Separation of variables systematically solves Laplace's and Poisson's equations in bounded regions with specified boundary conditions. Assuming solutions of the form f(x,y,z) = X(x)Y(y)Z(z) reduces the PDE to ODEs. Boundary conditions determine which eigenfunction combinations satisfy the full problem.
You know from multivariable calculus that Laplace's equation ∇²V = 0 governs the electric potential in charge-free regions. In principle, any function satisfying this PDE is a valid solution — the challenge is finding the *particular* solution that also matches the boundary conditions (specified potential or field values on the surfaces bounding the region). Separation of variables is the systematic strategy for doing this when the geometry aligns with a coordinate system.
The key assumption is that the potential can be written as a product of single-variable functions: V(x,y,z) = X(x)Y(y)Z(z). Substituting into ∇²V = 0 and dividing by XYZ gives (X''/X) + (Y''/Y) + (Z''/Z) = 0. Because each term depends on a different variable, each must independently equal a constant. This turns one PDE into three ODEs: X'' = k²ₓX, Y'' = k²ᵧY, Z'' = k²ᵤZ with k²ₓ + k²ᵧ + k²ᵤ = 0. The separation constants must satisfy this constraint, coupling the three equations. The solutions are exponentials, sines/cosines, or hyperbolic functions depending on the sign of each constant.

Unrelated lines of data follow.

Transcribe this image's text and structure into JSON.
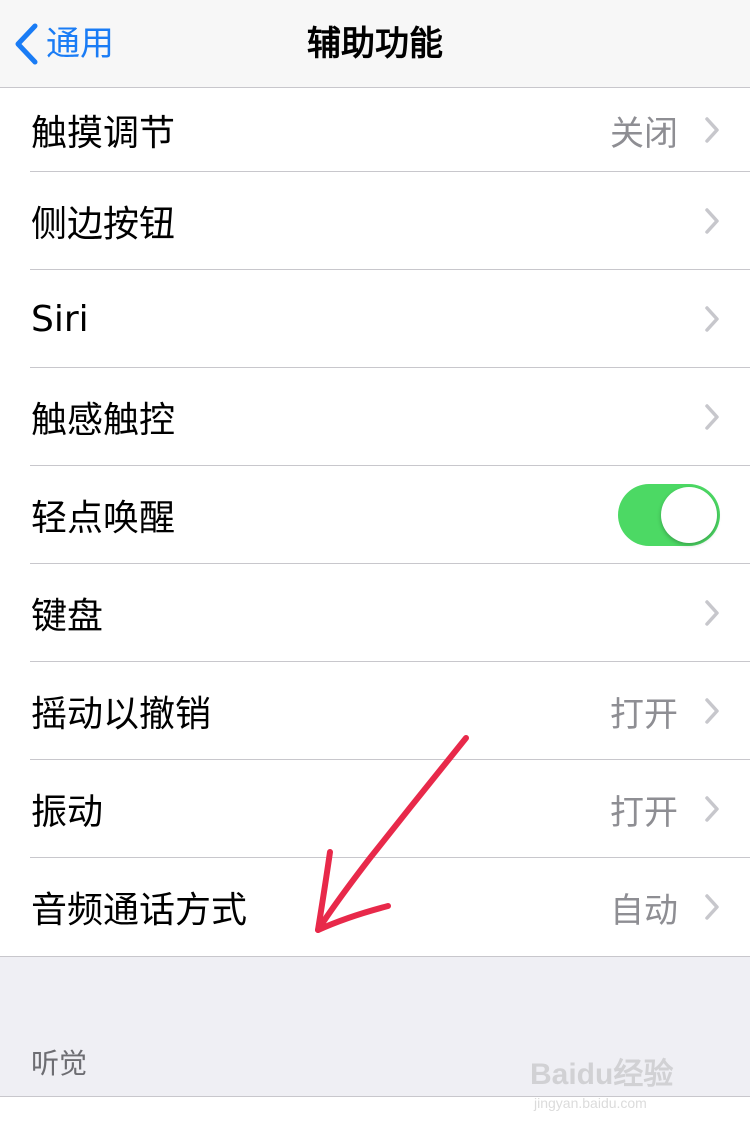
{
  "nav": {
    "back_label": "通用",
    "title": "辅助功能"
  },
  "rows": [
    {
      "label": "触摸调节",
      "value": "关闭",
      "control": "chevron"
    },
    {
      "label": "侧边按钮",
      "value": "",
      "control": "chevron"
    },
    {
      "label": "Siri",
      "value": "",
      "control": "chevron"
    },
    {
      "label": "触感触控",
      "value": "",
      "control": "chevron"
    },
    {
      "label": "轻点唤醒",
      "value": "",
      "control": "toggle",
      "toggle_on": true
    },
    {
      "label": "键盘",
      "value": "",
      "control": "chevron"
    },
    {
      "label": "摇动以撤销",
      "value": "打开",
      "control": "chevron"
    },
    {
      "label": "振动",
      "value": "打开",
      "control": "chevron"
    },
    {
      "label": "音频通话方式",
      "value": "自动",
      "control": "chevron"
    }
  ],
  "section": {
    "header": "听觉"
  },
  "colors": {
    "accent": "#1a7cf5",
    "toggle_on": "#4cd964",
    "annotation_arrow": "#e8294a",
    "secondary_text": "#8e8e93"
  },
  "watermark": {
    "brand": "Baidu经验",
    "url": "jingyan.baidu.com"
  },
  "icons": {
    "back": "chevron-left-icon",
    "disclosure": "chevron-right-icon"
  }
}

The boundary conditions do two jobs: they select which eigenfunctions are allowed (by forcing solutions to vanish at walls or match specified values), and they determine the coefficients of each allowed mode. For example, if V = 0 on two parallel walls at x = 0 and x = a, only X(x) = sin(nπx/a) for integer n satisfies both conditions. The allowed values of n are the eigenvalues, and the corresponding sin(nπx/a) are the eigenfunctions. A general solution is then a superposition: V = ΣAₙ sin(nπx/a)·f(y,z), and the remaining boundary conditions determine the Aₙ coefficients via Fourier analysis.
The method of images, which you may know as a soft prerequisite, solves a different class of boundary problems by replacing conductors with image charges. Separation of variables is complementary: it works in bounded geometries where the method of images doesn't directly apply. Together, they cover most analytically tractable electrostatic configurations — parallel plates, rectangular boxes, cylindrical cavities, spherical shells. The solutions you find here also form the template for solving waveguide and resonator problems, where the same mathematical structure (eigenvalue equations from boundary conditions) governs which modes can propagate at which frequencies.